Zwei- bis dreimal pro Woche tauscht der 15-Jährige nachmittags die Schuluniform gegen das Leibchen, auf dem ein stilisierter Fußball in Grün, Gelb, Rot und Blau gedruckt ist - das Logo von "Fútbol por la vida" ("Fußball für das Leben"). Auf dem Sportplatz von Alajuelita im armen Süden von San José, der Hauptstadt Costa Ricas, trainiert Johnny in einer gemischten Mannschaft das Zusammenspiel, den Abschluss, die Taktik. Die Trainerin unterbricht das Training immer wieder, um den etwa dreißig Kindern, die zwischen zehn und 15 Jahre alt sind, Tipps und Anweisungen zu geben. Am Spielfeldrand beobachtet Marvin Solano das Training. Der frühere Fußballprofi ist Cheftrainer des Fußballprojekts. Er ist zufrieden mit dem, was er sieht. "Bei uns gibt es mindestens zwei Mädchen und zehn Jungs, denen ich den Sprung in den Profifußball zutraue", freut sich der 49-Jährige.

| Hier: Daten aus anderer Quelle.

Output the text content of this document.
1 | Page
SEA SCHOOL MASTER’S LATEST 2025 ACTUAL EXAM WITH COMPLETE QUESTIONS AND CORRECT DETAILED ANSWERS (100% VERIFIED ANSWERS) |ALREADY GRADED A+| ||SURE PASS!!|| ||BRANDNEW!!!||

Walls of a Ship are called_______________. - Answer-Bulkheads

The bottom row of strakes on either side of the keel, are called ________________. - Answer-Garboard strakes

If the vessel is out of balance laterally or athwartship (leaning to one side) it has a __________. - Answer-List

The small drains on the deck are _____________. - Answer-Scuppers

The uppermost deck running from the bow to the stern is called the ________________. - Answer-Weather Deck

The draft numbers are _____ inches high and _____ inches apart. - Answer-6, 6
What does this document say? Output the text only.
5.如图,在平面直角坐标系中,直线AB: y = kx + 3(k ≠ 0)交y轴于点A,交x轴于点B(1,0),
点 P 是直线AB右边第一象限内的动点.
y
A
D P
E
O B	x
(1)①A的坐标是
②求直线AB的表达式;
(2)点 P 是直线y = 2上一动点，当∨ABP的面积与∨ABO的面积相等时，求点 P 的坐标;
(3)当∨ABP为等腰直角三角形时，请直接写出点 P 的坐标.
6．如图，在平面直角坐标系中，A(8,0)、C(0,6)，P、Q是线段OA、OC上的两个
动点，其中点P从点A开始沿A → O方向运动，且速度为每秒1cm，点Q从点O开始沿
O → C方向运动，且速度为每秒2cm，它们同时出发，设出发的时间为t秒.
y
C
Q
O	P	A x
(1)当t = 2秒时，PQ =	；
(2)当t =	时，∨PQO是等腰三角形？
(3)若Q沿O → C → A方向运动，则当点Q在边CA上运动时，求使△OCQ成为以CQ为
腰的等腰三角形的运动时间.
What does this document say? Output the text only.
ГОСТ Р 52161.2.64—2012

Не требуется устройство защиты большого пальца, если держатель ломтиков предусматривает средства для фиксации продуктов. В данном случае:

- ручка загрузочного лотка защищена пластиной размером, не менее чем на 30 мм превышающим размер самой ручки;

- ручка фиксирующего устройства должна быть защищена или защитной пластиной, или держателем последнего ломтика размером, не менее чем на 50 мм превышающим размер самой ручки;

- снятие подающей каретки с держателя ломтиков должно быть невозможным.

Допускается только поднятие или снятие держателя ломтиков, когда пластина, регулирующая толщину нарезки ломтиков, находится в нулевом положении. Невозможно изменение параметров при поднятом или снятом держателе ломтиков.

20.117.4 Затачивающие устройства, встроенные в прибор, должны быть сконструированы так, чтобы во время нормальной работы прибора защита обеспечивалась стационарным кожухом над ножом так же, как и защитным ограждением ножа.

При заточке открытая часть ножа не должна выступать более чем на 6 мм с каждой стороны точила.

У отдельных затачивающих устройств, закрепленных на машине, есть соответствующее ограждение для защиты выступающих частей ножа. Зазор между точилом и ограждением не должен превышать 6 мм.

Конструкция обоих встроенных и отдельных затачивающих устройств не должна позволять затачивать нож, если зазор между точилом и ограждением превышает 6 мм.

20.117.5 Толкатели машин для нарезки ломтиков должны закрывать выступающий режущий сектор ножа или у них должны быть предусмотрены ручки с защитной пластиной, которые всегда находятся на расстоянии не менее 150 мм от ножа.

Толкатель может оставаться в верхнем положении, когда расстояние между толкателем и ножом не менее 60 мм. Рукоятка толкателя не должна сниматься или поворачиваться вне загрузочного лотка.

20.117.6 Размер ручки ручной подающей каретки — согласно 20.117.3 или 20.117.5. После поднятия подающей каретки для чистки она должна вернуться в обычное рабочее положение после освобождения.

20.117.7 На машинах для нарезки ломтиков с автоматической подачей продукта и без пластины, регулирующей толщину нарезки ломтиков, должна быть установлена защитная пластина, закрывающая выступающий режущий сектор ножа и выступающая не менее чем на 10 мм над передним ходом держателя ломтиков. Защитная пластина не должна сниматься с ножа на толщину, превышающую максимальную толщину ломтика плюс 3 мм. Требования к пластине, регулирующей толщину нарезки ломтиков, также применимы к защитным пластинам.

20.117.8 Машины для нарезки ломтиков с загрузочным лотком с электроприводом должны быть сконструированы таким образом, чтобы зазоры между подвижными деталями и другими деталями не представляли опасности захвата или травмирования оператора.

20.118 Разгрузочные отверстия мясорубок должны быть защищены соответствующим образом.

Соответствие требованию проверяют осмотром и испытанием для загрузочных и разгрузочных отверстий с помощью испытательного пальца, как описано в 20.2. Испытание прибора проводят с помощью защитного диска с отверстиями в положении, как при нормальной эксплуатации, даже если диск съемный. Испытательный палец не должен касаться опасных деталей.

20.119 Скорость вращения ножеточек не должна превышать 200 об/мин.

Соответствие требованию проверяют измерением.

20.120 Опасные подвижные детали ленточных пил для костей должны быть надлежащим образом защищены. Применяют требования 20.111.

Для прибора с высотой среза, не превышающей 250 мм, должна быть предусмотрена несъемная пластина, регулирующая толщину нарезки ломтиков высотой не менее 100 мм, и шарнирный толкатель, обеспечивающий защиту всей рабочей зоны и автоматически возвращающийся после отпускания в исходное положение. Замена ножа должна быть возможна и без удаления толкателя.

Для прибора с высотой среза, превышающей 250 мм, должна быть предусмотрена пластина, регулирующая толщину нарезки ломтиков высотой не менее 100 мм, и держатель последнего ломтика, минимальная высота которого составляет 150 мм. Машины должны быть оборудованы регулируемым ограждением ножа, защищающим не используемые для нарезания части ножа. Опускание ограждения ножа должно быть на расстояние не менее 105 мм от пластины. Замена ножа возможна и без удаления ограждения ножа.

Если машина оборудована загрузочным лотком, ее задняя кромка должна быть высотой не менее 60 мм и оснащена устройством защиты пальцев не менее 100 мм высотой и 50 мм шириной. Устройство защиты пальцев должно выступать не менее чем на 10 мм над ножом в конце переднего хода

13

Dabei ist es weder Zweck noch Ziel von "Fútbol por la vida", die Fußballstars von morgen zu finden. Es geht auch nicht darum, die Besten eines Jahrgangs oder eines Viertels zu entdecken. Denn anders als bei den Fußballakademien der costaricanischen Erstligaclubs, die monatlich bis zu 100 Euro kosten und streng nach Leistung sortieren, kann bei "Fútbol por la vida" jeder kostenlos mitmachen. In Spielen gegen Mannschaften aus anderen Fußballschulen messen die Kinder zwar ihr Können, aber gewinnen müssen sie nicht. Die Sozialarbeiter stellen auch nicht die elf Besten auf, sondern achten darauf, dass alle spielen können. "Die einzige Voraussetzung ist, dass die Kinder aus schwierigen sozialen Verhältnissen kommen", sagt Roy Arias. Der 33-jährige Sozialarbeiter ist der Koordinator des Projektes und hat eine einfache Formel für seine Arbeit: "Wir verbinden Fußball mit Sozialarbeit", erklärt er. "Kinder aus Armenvierteln ohne Zukunftsperspektive haben bei uns die Möglichkeit zum Spielen und sie bekommen persönliche Unterstützung."

Die Idee zu "Fútbol por la vida" hatte vor drei Jahren ein deutscher Spielervermittler, der in Zentralamerika arbeitete. Er sah die vielen Kinder in den Elendsvierteln San Josés auf der Straße spielen, die barfuß oder in Badelatschen gegen Dosen oder alte Gummibälle traten.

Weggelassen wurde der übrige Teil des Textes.